黙ってayuを聞け

浜崎あゆみさんの歌 とりわけ歌詞の魅力を語るブログ

再考:『YOU』

参照:2ndシングル『YOU』

 

YOU

  

春夏秋冬の細やかな表情を描く歌詞が、明るくキラキラとしたサウンドの、ゆったりと穏やかなこの2ndシングル曲で既に現れている。「夢中になっていく」日々を綴っているのだが、「夏の雲途切れては消えていった」のような、そこはかとない哀愁が特徴的だ。楽しい思い出ばかりを振り返るのではなく、かと言ってあれやこれが辛かったと言うのでもない。

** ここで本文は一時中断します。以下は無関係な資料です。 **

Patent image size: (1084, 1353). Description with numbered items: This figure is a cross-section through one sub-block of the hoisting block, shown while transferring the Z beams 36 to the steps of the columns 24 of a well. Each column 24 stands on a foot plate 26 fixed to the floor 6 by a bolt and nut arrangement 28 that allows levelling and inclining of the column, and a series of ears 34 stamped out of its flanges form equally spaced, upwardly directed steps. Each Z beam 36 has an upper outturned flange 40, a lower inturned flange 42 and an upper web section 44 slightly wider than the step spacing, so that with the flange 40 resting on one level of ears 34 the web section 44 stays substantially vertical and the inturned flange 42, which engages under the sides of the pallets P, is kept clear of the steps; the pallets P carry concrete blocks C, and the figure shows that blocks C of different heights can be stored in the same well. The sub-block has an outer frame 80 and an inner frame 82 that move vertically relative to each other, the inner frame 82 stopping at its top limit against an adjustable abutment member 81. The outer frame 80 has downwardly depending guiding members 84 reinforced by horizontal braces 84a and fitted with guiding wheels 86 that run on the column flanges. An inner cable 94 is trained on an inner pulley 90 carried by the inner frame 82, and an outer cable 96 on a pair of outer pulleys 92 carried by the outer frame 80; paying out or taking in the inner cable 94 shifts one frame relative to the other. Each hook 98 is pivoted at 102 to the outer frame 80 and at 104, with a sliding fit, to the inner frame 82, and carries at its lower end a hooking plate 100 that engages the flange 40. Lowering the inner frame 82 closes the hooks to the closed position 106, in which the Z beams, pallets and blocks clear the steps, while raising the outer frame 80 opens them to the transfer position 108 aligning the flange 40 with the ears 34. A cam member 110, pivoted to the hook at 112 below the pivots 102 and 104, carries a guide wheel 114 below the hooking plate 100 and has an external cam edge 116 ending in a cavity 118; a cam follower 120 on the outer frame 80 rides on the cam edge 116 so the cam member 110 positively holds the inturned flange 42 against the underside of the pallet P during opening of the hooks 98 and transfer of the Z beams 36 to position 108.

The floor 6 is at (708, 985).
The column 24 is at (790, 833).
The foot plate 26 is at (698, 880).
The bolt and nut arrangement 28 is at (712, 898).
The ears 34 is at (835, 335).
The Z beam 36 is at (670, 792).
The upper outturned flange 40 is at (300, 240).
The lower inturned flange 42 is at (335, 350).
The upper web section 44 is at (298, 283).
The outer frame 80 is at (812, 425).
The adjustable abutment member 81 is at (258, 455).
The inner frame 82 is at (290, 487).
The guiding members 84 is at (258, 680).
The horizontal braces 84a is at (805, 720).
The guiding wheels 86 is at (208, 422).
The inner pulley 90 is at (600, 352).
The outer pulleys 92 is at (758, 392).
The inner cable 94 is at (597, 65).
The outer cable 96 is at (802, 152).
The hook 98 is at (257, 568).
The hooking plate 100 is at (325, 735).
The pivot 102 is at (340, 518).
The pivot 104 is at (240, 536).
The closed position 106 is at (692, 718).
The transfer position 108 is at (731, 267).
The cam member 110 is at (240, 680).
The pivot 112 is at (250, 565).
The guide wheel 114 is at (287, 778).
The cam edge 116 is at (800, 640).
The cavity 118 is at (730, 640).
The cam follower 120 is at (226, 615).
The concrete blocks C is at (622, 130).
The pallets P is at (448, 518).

ただ「君」と共に経てきた季節の景色に託している。

また、あゆ作品では相手の様子を表す時に「横顔」という単語もよく見かける。側にいる、肩を並べて歩いている……その言葉からどんな二人を思い浮かべるだろうか。今作ではその「悲しい程キレイ」な横顔には「何ひとつ言葉かけられ」ず、相手の苦労に「気付かずにいてごめんね」という心情を抱き、「支えにいつかなりたいと願うよ」と歌われる。やわらかい口調が健気さと素朴さを持って胸に迫る。

「だけど最後にたどり着く場所って…」という、未来に思いを馳せる描写もある。この二人が『Dearest』のような「遠まわりしたけど 辿りついたんだね」という境地に至るかどうかは分からない。ただあゆは、「言葉にならない様な 思い出だとか 気持ちを抱え」たその実感を歌い、生きている。

PVでは、ステージ上のあゆと言うよりも、日常を絵画の額縁で切り取って覗くかのよう。油絵の具のように塗られた空間と対比して、終盤は一気に解放感が吹き抜ける。